Sat Dec 3rd, 2011 on     Insurance Claims,    

Most Florida homeowners are probably more familiar than they want to be with shopping for insurance. Indeed, in this state, a homeowner may just be grateful that he has a choice. It’s a safe bet that the choice comes down to price, too — premium and deductible, especially in a tight market, tend to outweigh the fine print of the insurance policy. It’s just the standard stuff you find in homeowner policies, right?

A researcher has found that there can be important differences in policies from company to company. And it seems the differences are less favorable to consumers.

At one time, insurance companies used standard policy forms that had been drafted by an insurance industry group, the Insurance Services Office. All that “standard stuff” was standard because of ISO. Insurers have moved away from that standard language, though, and the tweaks and “fine tuning” can mean an apparently straightforward claim will be denied.

With an insurance policy, the devil is absolutely in the details. Most policyholders don’t get past the declarations, or “dec,” page — the page that summarizes coverage limits, deductibles and premiums. Digging in to the individual terms, though, can turn up language about the policyholder’s negligence and aggregate versus per-item coverage.

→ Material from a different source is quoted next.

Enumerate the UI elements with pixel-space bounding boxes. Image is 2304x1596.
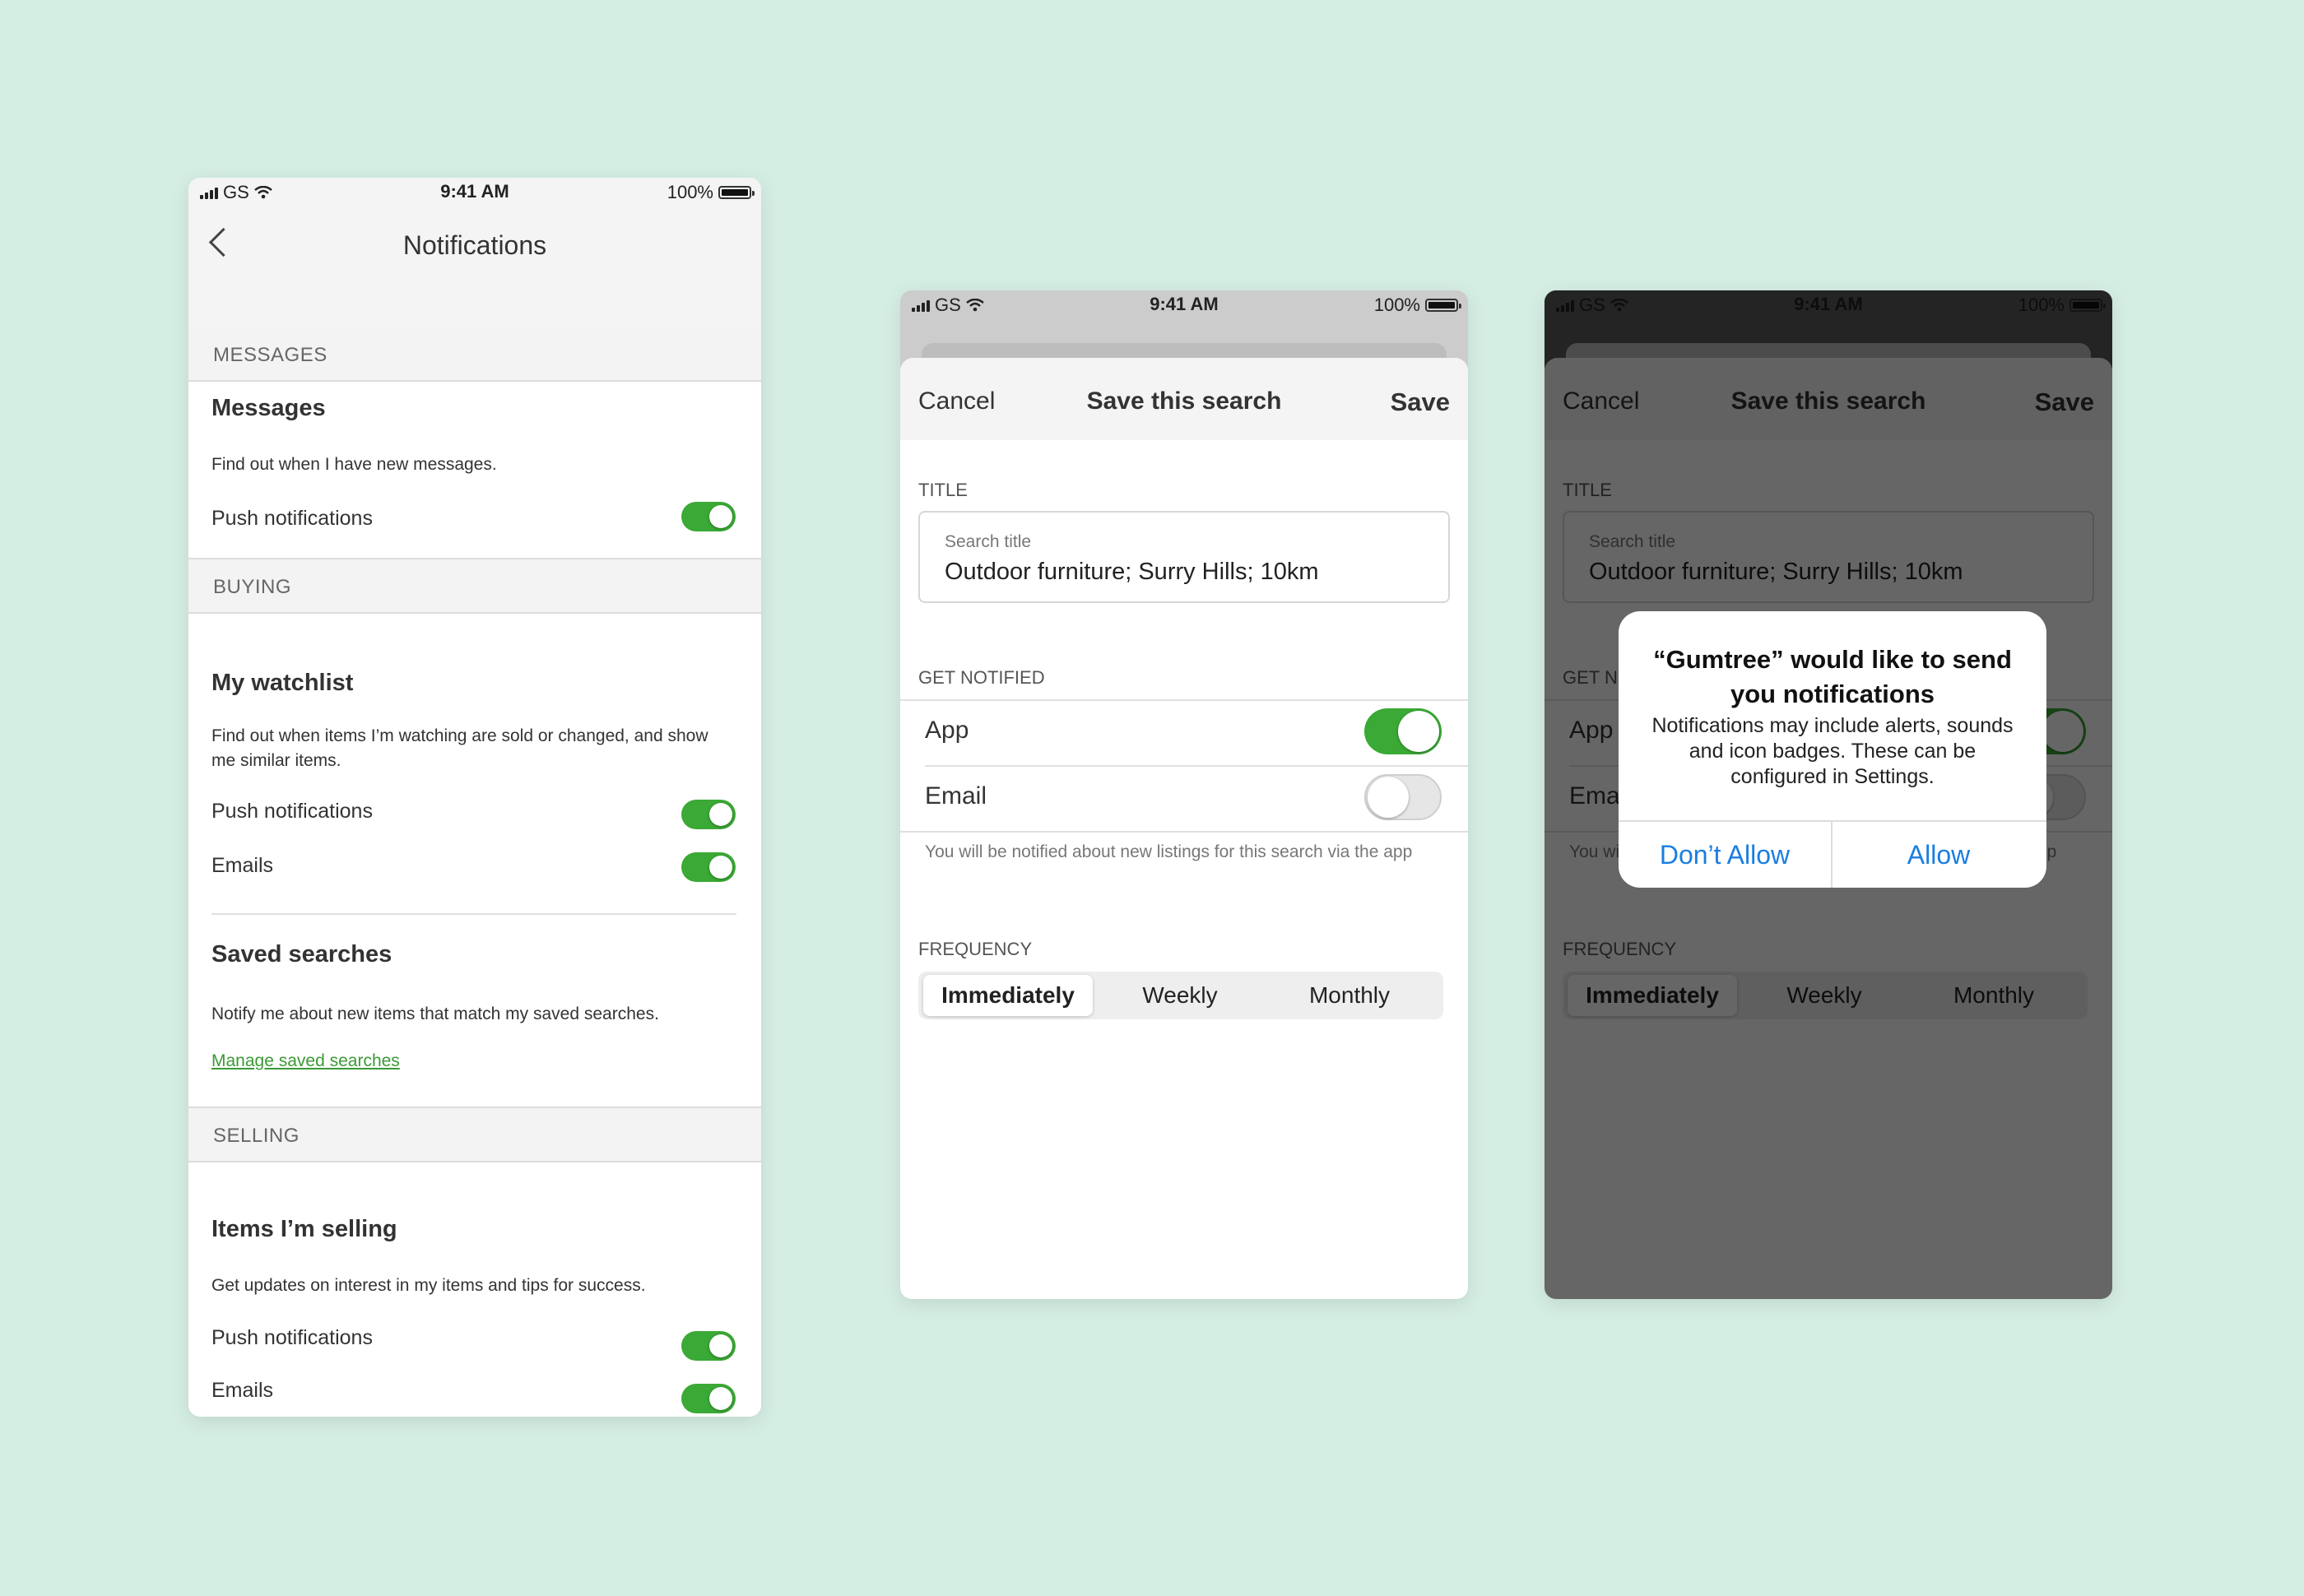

For example, a homeowner policy will generally cover a “sudden electrical current.” What the researcher discovered was that one policy provided up to $1,000 in coverage per item damaged by the spike, while another provided up to $1,000 for all items damaged by the spike. If you have damage to a computer, a television and an audio system, you could be looking at replacing just your computer instead of all three. And, of course, if your insurance doesn’t cover it, you’ll be paying out of pocket.